Bild: Auch gegen die Pockenschutzimpfung sträubten sich manche – anders hier…
Im Jahr 1905 führte der US-Bundesstaat Massachusetts eine Pflicht zur
Impfung gegen die Pocken ein. Die Krankheit forderte dort zu der Zeit viele
Todesopfer. Der aus Schweden stammende Pastor Henning Jacobsen verweigerte
die Impfung für sich und seinen Sohn. Ihm wurde eine Geldstrafe auferlegt.
[1][Dagegen zog er vor den Supreme Court], wo er argumentierte: „Falls eine
Person es als wichtig erachten sollte, dass keine Impfung in ihrem Fall
durchzuführen ist, obwohl die Obrigkeit diesbezüglich anderer Meinung ist,
liegt es nicht in ihrer Macht, die Person mittels Zwang zu impfen.“
Das Gericht wies die Klage ab: „Die durch die US-Verfassung gewährte
Freiheit verleiht dem Einzelnen nicht das absolute Recht, jederzeit und
unter allen Umständen frei von Einschränkungen zu sein. Es gibt
mannigfaltige Einschränkungen, die jede Person um des Gemeinwohls willen
über sich ergehen lassen muss.“
Ein gutes Jahrhundert später soll in Deutschland eine Impfpflicht gegen
Sars-CoV-2 eingeführt werden. Von ihren Befürwortern wird sie mit der
aktuellen Notlage begründet: „Erste Untersuchungen zeigen, dass vor allem
Booster-Impfungen auch gegen diese Mutation [Omikron; Anm. des Verf.] eine
gute Wirkung entfalten können. Deshalb ist spätestens jetzt eine allgemeine
Impfpflicht unabdingbar“, sagte beispielsweise Niedersachsens
Ministerpräsident Stephan Weil (SPD).
## Die Frage der moralischen Pflicht
Derartige, auf die aktuelle Situation und den medizinischen Nutzen
verweisende Begründungen hätten Jacobsen nicht überzeugt, denn er war sich
der Notlage durchaus bewusst. Um Jacobsen und seine geistigen Nachfolger
umzustimmen, müssen wir grundsätzliche Fragen klären: Gibt es eine
moralische Pflicht, sich gegen Corona impfen zu lassen? Wenn dem so ist,
darf der Staat diese Pflicht von seinen Bürgern einfordern?
Die Moralphilosophen [2][Alberto Giubilini, Thomas Douglas und Julian
Savulescu begründeten in einem 2018 veröffentlichten Essay], weshalb es
unmoralisch sei, sich nicht gegen gefährliche, ansteckende Krankheiten
impfen zu lassen. Die Impfverweigerung sei unmoralisch, weil sie nicht auf
einer verallgemeinerbaren Regel basiere (was wäre, wenn jeder so handelte?)

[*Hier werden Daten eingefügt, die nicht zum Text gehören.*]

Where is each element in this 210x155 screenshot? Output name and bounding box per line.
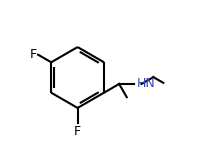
Text: F: F xyxy=(30,48,37,61)
Text: HN: HN xyxy=(137,78,155,91)
Text: F: F xyxy=(74,125,81,138)
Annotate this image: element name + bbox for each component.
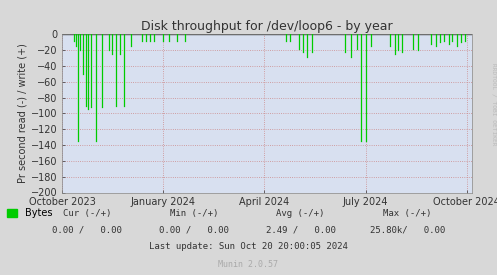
- Text: Max (-/+): Max (-/+): [383, 209, 432, 218]
- Title: Disk throughput for /dev/loop6 - by year: Disk throughput for /dev/loop6 - by year: [141, 20, 393, 33]
- Text: 2.49 /   0.00: 2.49 / 0.00: [266, 226, 335, 234]
- Text: 25.80k/   0.00: 25.80k/ 0.00: [370, 226, 445, 234]
- Y-axis label: Pr second read (-) / write (+): Pr second read (-) / write (+): [18, 43, 28, 183]
- Text: Munin 2.0.57: Munin 2.0.57: [219, 260, 278, 269]
- Text: 0.00 /   0.00: 0.00 / 0.00: [159, 226, 229, 234]
- Text: 0.00 /   0.00: 0.00 / 0.00: [52, 226, 122, 234]
- Text: Cur (-/+): Cur (-/+): [63, 209, 111, 218]
- Text: RRDTOOL / TOBI OETIKER: RRDTOOL / TOBI OETIKER: [491, 63, 496, 146]
- Text: Last update: Sun Oct 20 20:00:05 2024: Last update: Sun Oct 20 20:00:05 2024: [149, 242, 348, 251]
- Legend: Bytes: Bytes: [7, 208, 52, 218]
- Text: Min (-/+): Min (-/+): [169, 209, 218, 218]
- Text: Avg (-/+): Avg (-/+): [276, 209, 325, 218]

und weil sie das Wohlergehen aller Betroffenen nicht maximiere, sondern
gefährde.
Wenn der Einzelne die moralische Pflicht hat, sich impfen zu lassen, folgt
daraus jedoch nicht, dass der Staat dazu verpflichtet sei, eine allgemeine
Impfpflicht einzuführen. Ehebruch gilt ebenfalls als moralisch verwerflich
und trotzdem sollte der Staat keine Treuepflicht einführen. Vor allem
Liberale weisen darauf hin, dass nicht jedes unmoralische Verhalten vom
Staat sanktioniert oder verboten werden darf.
Warum sollte der Staat nun ausgerechnet beim Impfen dem Einzelnen die
Entscheidung nehmen? Vereinfacht gesagt: Weil die Nicht-Impfung nicht nur
Einzelnen, sondern der Allgemeinheit schadet. Impfverweigerer gefährden
nicht nur sich selbst, sie schaden auch anderen – vor allem jenen, die sich
nicht impfen lassen können, sowie bereits Geimpften, die einen
Impfdurchbruch mit schwerem Verlauf zu befürchten haben. Ferner belasten
sie durch ihre deutlich höhere Hospitalisierungsrate das Gesundheitssystem
auf Kosten der Allgemeinheit, von den Folgeschäden ganz zu schweigen.
## „Die Schädigung anderer verhüten“
Schaden und Gefahr ziehen in jeder liberalen Ethik die Grenze der
individuellen Freiheit. Staaten, andere Institutionen und Personen dürfen
dann und nur dann die Freiheit des Einzelnen beschneiden, wenn er oder sie
anderen Menschen Schaden zufügt.
Dieses Prinzip geht auf den britischen Philosophen John Stuart Mill zurück,
der 1859 schrieb: „Dass der einzige Zweck, um dessentwillen man Zwang gegen
den Willen eines Mitglieds einer zivilisierten Gesellschaft rechtmäßig
ausüben darf: die Schädigung anderer zu verhüten.“
In Anbetracht dieser liberalen Grundüberlegung, die einige Liberale und
Konservative heutzutage vielleicht vergessen haben, stellt eine Impfpflicht
keine „unzulässige Einschränkung der Freiheit“ dar. Wer sich nicht gegen
eine tödliche, ansteckende Krankheit mit einem effektiven Impfstoff impfen
lässt, schadet ohne triftigen Grund den Menschen in seinem Umfeld.
## Prinzip der „sauberen Hände“
Ein Einwand gegen die Anwendung des Schadensprinzips auf das Impfen könnte
so lauten: „Von mir geht doch keine direkte Gefahr aus, ich stecke keinen
an!“ Tatsächlich ist es so, dass ein Ungeimpfter nicht unbedingt großen
Schaden anrichten wird. Er muss weder sich noch andere anstecken. Das
Nicht-Impfen ist vielmehr eine kollektive schädliche Handlung.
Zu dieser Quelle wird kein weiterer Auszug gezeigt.